Fromentin hypothesized that the high levels of expression of the immune checkpoint blockers (ICBs) PD-1, LAG-3 and TIGIT would be associated with HIV persistence during ART, as they might identify memory CD4+ T cells stuck in the resting state. 20 subjects on ART for >3 years with HIV viral load < 50 cop./mL and with CD4 count >350 cells/μL were enrolled, and integrated HIV DNA in sorted memory CD4+ T cell subsets expressing PD-1, LAG-3, TIGIT or co-expressing the 3 receptors was measured. Wilcoxon test was performed to compare the associated of integrated HIV DNA and ICBs expression. PD-1 identified TCM and TTM cells enriched for integrated HIV DNA (p=0.019, p=0.004 respectively). HIV DNA+ TEM cells tended to express TIGIT (p=0.078), but did not differ from uninfected cells in PD-1 expression. LAG-3+ identified HIV DNA+ CD4+ cells (p=0.002) if TCM, TTM, and TEM were analyzed in one group together, but presumably (data not shown) for the memory subsets when analyzed as separate groups.
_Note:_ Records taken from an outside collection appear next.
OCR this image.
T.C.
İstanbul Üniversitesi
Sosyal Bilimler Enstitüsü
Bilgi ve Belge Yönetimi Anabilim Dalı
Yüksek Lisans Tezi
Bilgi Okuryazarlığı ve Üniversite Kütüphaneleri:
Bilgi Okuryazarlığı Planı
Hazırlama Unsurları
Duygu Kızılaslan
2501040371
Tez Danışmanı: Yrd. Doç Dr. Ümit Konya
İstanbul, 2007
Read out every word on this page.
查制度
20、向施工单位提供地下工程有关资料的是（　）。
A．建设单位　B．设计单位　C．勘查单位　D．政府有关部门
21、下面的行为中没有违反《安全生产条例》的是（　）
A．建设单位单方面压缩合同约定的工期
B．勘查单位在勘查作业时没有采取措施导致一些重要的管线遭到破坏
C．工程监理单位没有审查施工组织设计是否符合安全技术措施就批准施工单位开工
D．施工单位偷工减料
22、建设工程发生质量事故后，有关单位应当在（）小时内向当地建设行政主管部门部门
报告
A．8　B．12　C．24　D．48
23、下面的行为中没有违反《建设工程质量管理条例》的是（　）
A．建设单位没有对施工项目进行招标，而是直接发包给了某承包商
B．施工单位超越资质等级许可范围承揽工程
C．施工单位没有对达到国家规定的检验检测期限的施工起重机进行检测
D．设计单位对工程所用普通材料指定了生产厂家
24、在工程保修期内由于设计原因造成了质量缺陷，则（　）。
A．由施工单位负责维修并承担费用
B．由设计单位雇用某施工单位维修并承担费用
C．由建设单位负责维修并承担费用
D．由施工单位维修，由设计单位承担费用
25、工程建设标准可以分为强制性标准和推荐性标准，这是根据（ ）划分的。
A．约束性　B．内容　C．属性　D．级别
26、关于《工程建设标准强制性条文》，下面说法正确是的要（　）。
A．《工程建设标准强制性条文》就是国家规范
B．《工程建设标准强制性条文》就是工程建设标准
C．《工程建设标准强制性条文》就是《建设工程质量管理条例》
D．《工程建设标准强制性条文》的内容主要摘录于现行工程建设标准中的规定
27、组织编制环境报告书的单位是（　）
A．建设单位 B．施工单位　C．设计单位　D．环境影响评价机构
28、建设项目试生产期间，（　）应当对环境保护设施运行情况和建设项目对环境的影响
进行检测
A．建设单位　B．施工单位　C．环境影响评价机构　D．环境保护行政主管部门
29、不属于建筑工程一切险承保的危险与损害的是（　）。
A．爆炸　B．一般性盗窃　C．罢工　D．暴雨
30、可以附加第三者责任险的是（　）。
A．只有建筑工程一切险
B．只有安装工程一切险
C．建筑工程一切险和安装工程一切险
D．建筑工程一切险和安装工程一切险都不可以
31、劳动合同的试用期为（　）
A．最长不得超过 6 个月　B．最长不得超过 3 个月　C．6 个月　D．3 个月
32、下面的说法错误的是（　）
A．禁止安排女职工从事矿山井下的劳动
A sensitivity analysis (ie, how many ICB+ cells were HIV DNA negative, and so what was the predictive value for having HIV DNA of a cell being ICB +) was not shown, and the frequency of replication-competent HIV in these HIVDNA + cells was not discussed. However, such markers might identify a subset of cells in which latency was enriched. In support of this, in a related presentation, Evans of the Lewin lab (Melbourne) showed that PD-1 and Tim-3, were preferentially expressed on resting CD4+ T-cells that were latently infected following co-culture with myeloid dendritic cells in vitro.
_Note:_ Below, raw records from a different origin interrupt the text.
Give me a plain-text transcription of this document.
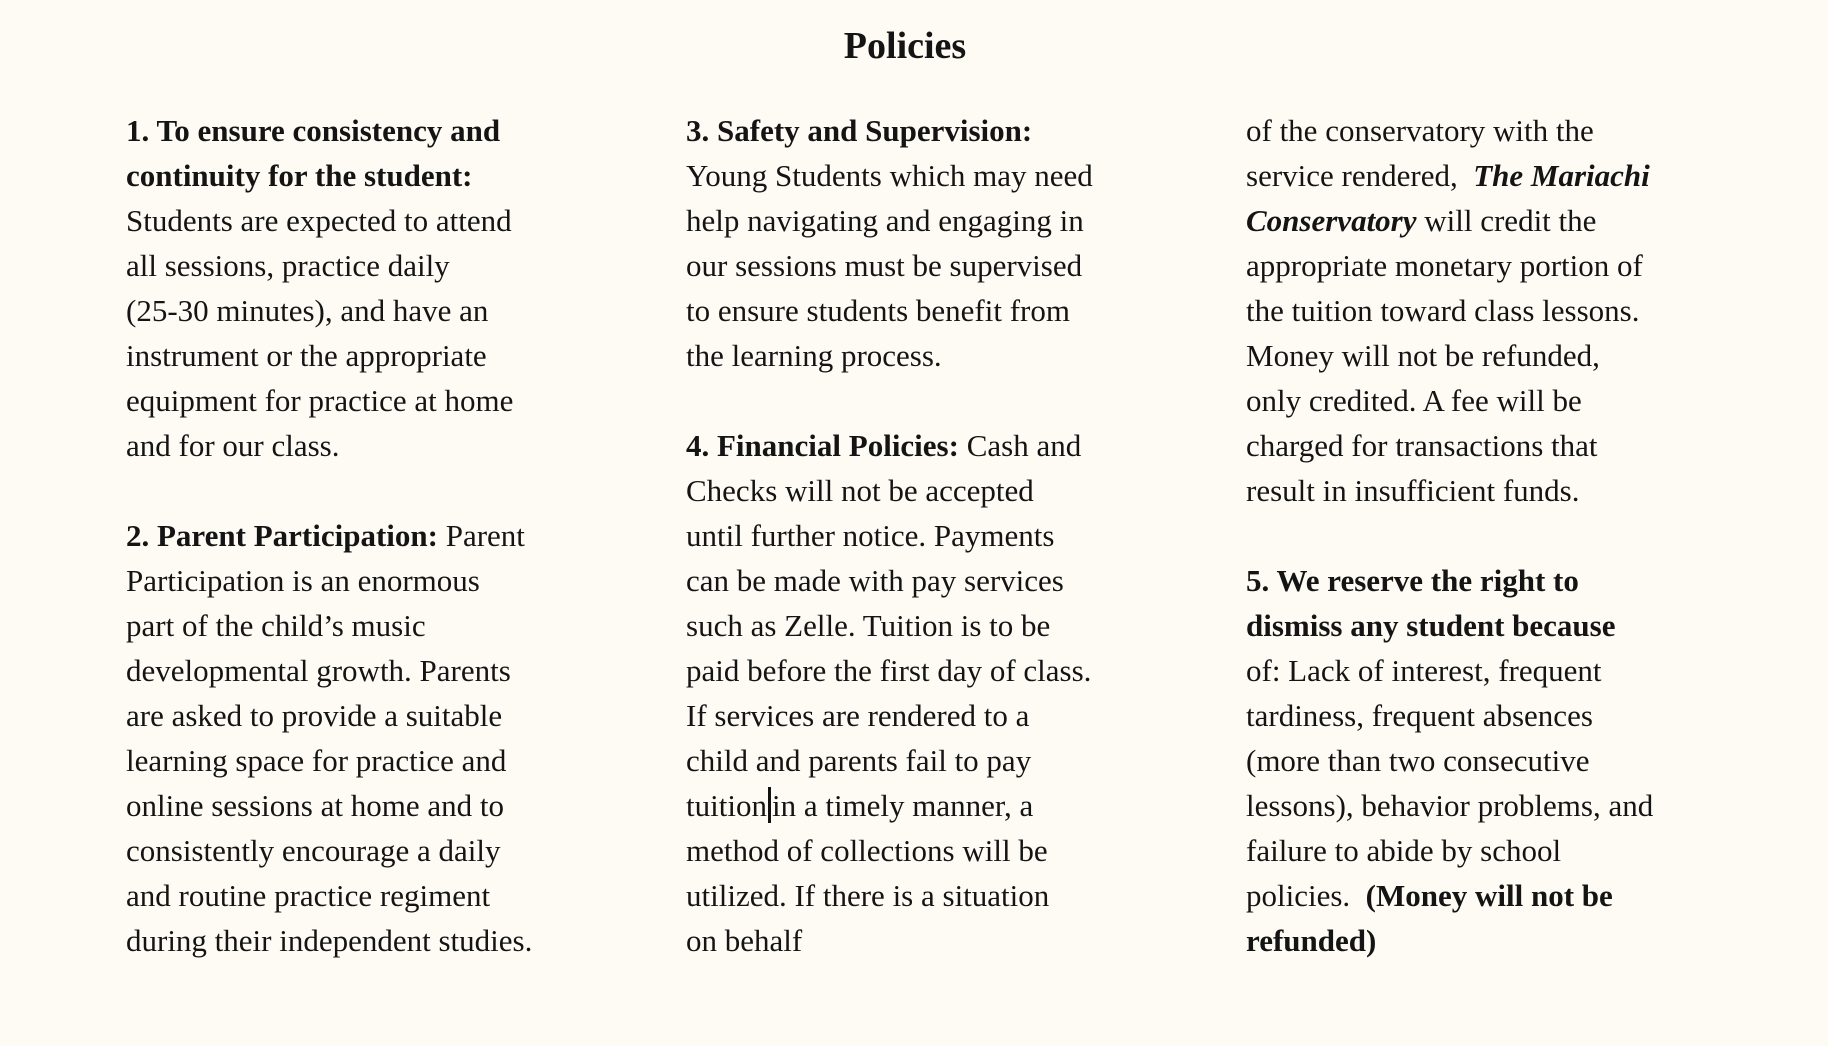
Policies
1. To ensure consistency and
continuity for the student:
Students are expected to attend
all sessions, practice daily
(25-30 minutes), and have an
instrument or the appropriate
equipment for practice at home
and for our class.
2. Parent Participation: Parent
Participation is an enormous
part of the child’s music
developmental growth. Parents
are asked to provide a suitable
learning space for practice and
online sessions at home and to
consistently encourage a daily
and routine practice regiment
during their independent studies.
3. Safety and Supervision:
Young Students which may need
help navigating and engaging in
our sessions must be supervised
to ensure students benefit from
the learning process.
4. Financial Policies: Cash and
Checks will not be accepted
until further notice. Payments
can be made with pay services
such as Zelle. Tuition is to be
paid before the first day of class.
If services are rendered to a
child and parents fail to pay
tuition in a timely manner, a
method of collections will be
utilized. If there is a situation
on behalf
of the conservatory with the
service rendered,  The Mariachi
Conservatory will credit the
appropriate monetary portion of
the tuition toward class lessons.
Money will not be refunded,
only credited. A fee will be
charged for transactions that
result in insufficient funds.
5. We reserve the right to
dismiss any student because
of: Lack of interest, frequent
tardiness, frequent absences
(more than two consecutive
lessons), behavior problems, and
failure to abide by school
policies.  (Money will not be
refunded)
Declaring my obvious bias for a UNC colleague, Victor Garcia presented a challenging and interesting in vivo analysis of HIV replication in the myeloid compartment using the BLT humanized mouse model pioneered by his group. In this model, an immunodeficient mouse is transplanted with a human immune system systemically, generated human T and B cells and myeloid (macrophage/monocyte/dendritic) cells and most aspects of HIV replication, pathogenesis, antiviral drug response, and latency in T cells is replicated. Jenna Honeycutt in his lab re-engineered the model to lack T cells so that she could evaluate the role of macrophages/microglia HIV disease in the complete absence of T cells both in the brain and systemically. This macrophage-only-mouse (MOM) model was then infected with a variety of HIV strains known to be macrophage-tropic (CH040; HR-CSF; BaL, CH058; RHPA, ADA, THRO). CH040(4013env) was a clone isolated from an acutely infected patient that contains a macrophage-tropic envelope. Sustained replication of virus (HIV RNA +) was shown in 9 MOM with CH040. There were, however, low to undetectable levels of viral DNA in the peripheral blood cells from MoM, likely as most infected myeloid cells are in the tissues. When MOMs were given G-CSF, which mobilize myeloid cells in to the circulation, HIV DNA was seen in blood cells. ART (tenofovir, FTC, raltegravir) fully suppressed HIV replication in this model. Of interest, the decay of plasma viremia on ART had a rapid decay, faster than BLTs with T cells. This finding surprised the crowd, but supports earlier arguments in human studies that the slower "2nd phase" of the 2-phase viral decay seen in human treatment does not originate from "long-lived" myeloid cells, but from T cells of lower activation states. Analysis of HIV replication in the brain, and of latent infection in myeloid cells in this model is ongoing.